Lange Zeit wurden Sophias Symptome als wiederkehrende Depression beschrieben. Über die Jahre wurde Sophia in verschiedene Verdachtsdiagnosen gesteckt, auch wenn die Beschwerden eigentlich gar nicht zu den Diagnosekriterien passte. Außerdem sei Sophia theatralisch, zu emotional und übertreibe nur. Ein Arzt wollte Sophia sogar eine sogenannte „histrionische Persönlichkeitsstörung“ auferlegen (die mehr oder weniger eine moderne Weiterentwicklung der alten „Hysterie“ ist). Persönlichkeitsstörungen kann und sollte man jedoch erst im Alter von mindestens 17 Jahren diagnostizieren. Nämlich dann, wenn sich die Persönlichkeit eines Menschen etwas gefestigt hat. ADHS schließlich als Auslöser für die Depressionen in Erwägung zu ziehen, war keine Leistung von Ärzt:innen, sondern Sophias eigene Überlegung. Mit Hilfe von den richtigen Psychotherapeut:innen ist Sophia dieser Idee dann weiter auf den Grund gegangen und konnte sich nun, nach mittlerweile 26 Jahren mit für sie lange unerklärlichen Symptomen, endlich auf den richtigen diagnostischen Weg begeben.

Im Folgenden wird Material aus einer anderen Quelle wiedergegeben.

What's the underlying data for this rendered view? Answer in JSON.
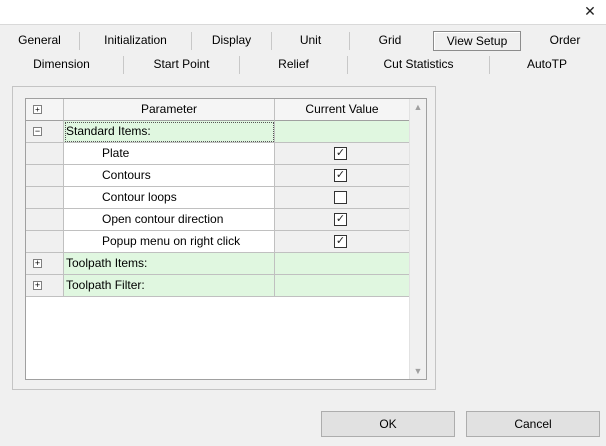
{
  "window": {
    "close_glyph": "✕"
  },
  "tabs": {
    "row1": [
      {
        "label": "General"
      },
      {
        "label": "Initialization"
      },
      {
        "label": "Display"
      },
      {
        "label": "Unit"
      },
      {
        "label": "Grid"
      },
      {
        "label": "View Setup"
      },
      {
        "label": "Order"
      }
    ],
    "row2": [
      {
        "label": "Dimension"
      },
      {
        "label": "Start Point"
      },
      {
        "label": "Relief"
      },
      {
        "label": "Cut Statistics"
      },
      {
        "label": "AutoTP"
      }
    ],
    "active_tab": "View Setup"
  },
  "grid": {
    "header": {
      "expand_glyph": "⊞",
      "parameter": "Parameter",
      "current_value": "Current Value"
    },
    "rows": [
      {
        "type": "group",
        "expander": "−",
        "label": "Standard Items:"
      },
      {
        "type": "item",
        "label": "Plate",
        "checked": true
      },
      {
        "type": "item",
        "label": "Contours",
        "checked": true
      },
      {
        "type": "item",
        "label": "Contour loops",
        "checked": false
      },
      {
        "type": "item",
        "label": "Open contour direction",
        "checked": true
      },
      {
        "type": "item",
        "label": "Popup menu on right click",
        "checked": true
      },
      {
        "type": "group",
        "expander": "+",
        "label": "Toolpath Items:"
      },
      {
        "type": "group",
        "expander": "+",
        "label": "Toolpath Filter:"
      }
    ],
    "scroll_up_glyph": "▲",
    "scroll_down_glyph": "▼"
  },
  "buttons": {
    "ok": "OK",
    "cancel": "Cancel"
  },
  "colors": {
    "group_row": "#e0f7e0",
    "value_cell": "#f0f0f0"
  }
}
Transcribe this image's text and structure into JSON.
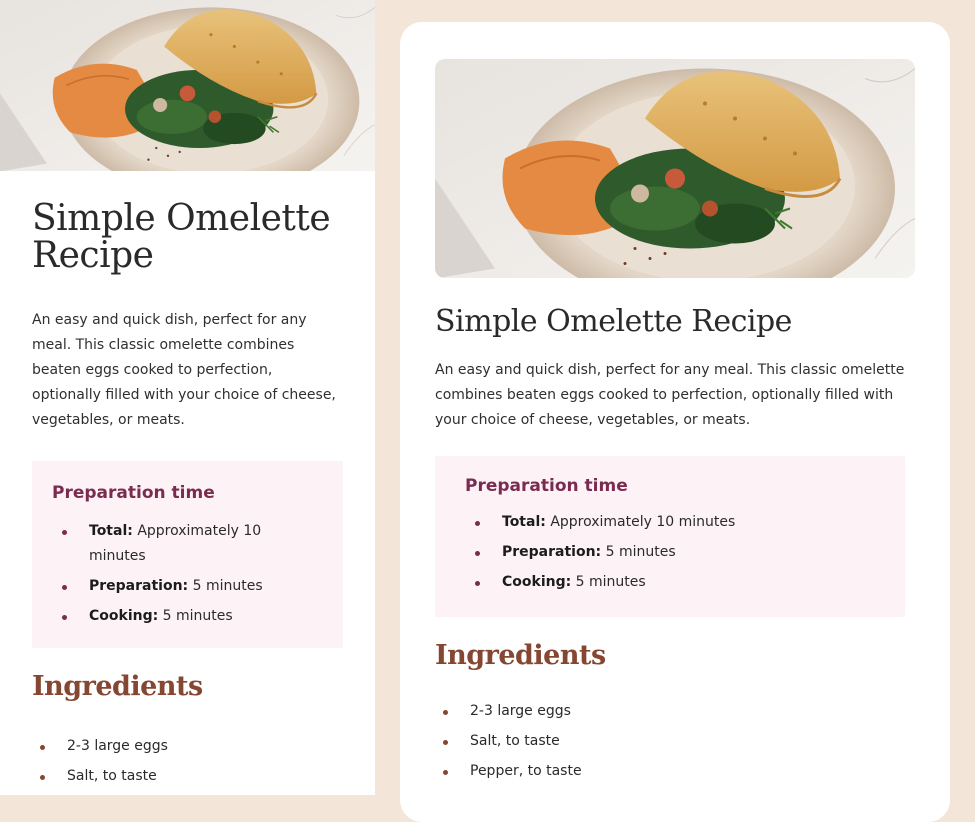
{
  "recipe": {
    "title": "Simple Omelette Recipe",
    "description": "An easy and quick dish, perfect for any meal. This classic omelette combines beaten eggs cooked to perfection, optionally filled with your choice of cheese, vegetables, or meats.",
    "preparation": {
      "heading": "Preparation time",
      "items": [
        {
          "label": "Total:",
          "value": "Approximately 10 minutes"
        },
        {
          "label": "Preparation:",
          "value": "5 minutes"
        },
        {
          "label": "Cooking:",
          "value": "5 minutes"
        }
      ]
    },
    "ingredients": {
      "heading": "Ingredients",
      "items": [
        "2-3 large eggs",
        "Salt, to taste",
        "Pepper, to taste"
      ]
    }
  },
  "image": {
    "icon": "omelette-photo"
  },
  "colors": {
    "page_background": "#f3e5d7",
    "card_background": "#ffffff",
    "prep_background": "#fdf3f7",
    "prep_accent": "#7a2c50",
    "ingredients_accent": "#854632"
  }
}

Mias Ärzt:innen vermuteten eine Angststörung und entgegneten den Beschreibungen ihrer Symptome mit Unglauben: „Das ist gar nicht möglich.” Nach monatelanger Überzeugungsarbeit unter Symptomen wie Kurzatmigkeit, erhöhter Temperatur, Durchfall, extreme Erschöpfung, starkem Herzrasen, Schwindel und Brainfog, wurde bei Mia endlich ein Lungen-CT durchgeführt. Dort stellte sich heraus, dass nicht nur Mias Lunge betroffen war, sondern sie auch eine abgelaufene Perimyokarditis hatte. Mia kämpfte darum, an die Charité in Berlin überwiesen zu werden, wo sie dann später mit Myalgischer Enzephalomyelitis/Chronischem Fatigue Syndrom (ME/CFS) diagnostiziert wurde. Die WHO stuft die ME/CFS bereits seit 1969 als neurologisch ein. Trotz symptomatischer Abgrenzung zu psychischen Erkrankungen werden Patient:innen, vor allem aber Frauen und weiblich gelesene Personen, oft mit der Aussage abgetan, dass die Ursache ihres Leidens psychosomatisch sei. Mia ist noch moderat betroffen und wurde nach ca. einem Jahr diagnostiziert. Andere Patient:innen warten Jahr(zehnt)elang auf ihre Diagnose und sind teilweise so schwer betroffen, dass sie ihr Bett nicht mehr verlassen können. Trotzdem hatte ME/CFS nie die Aufmerksamkeit der biomedizinischen Forschung, die andere Krankheiten hatten. Für ME/CFS gibt es bisher keine zugelassene kurative Behandlung oder Heilung. Das muss sich ändern. Für Mia und 17 Millionen weitere betroffene Menschen weltweit.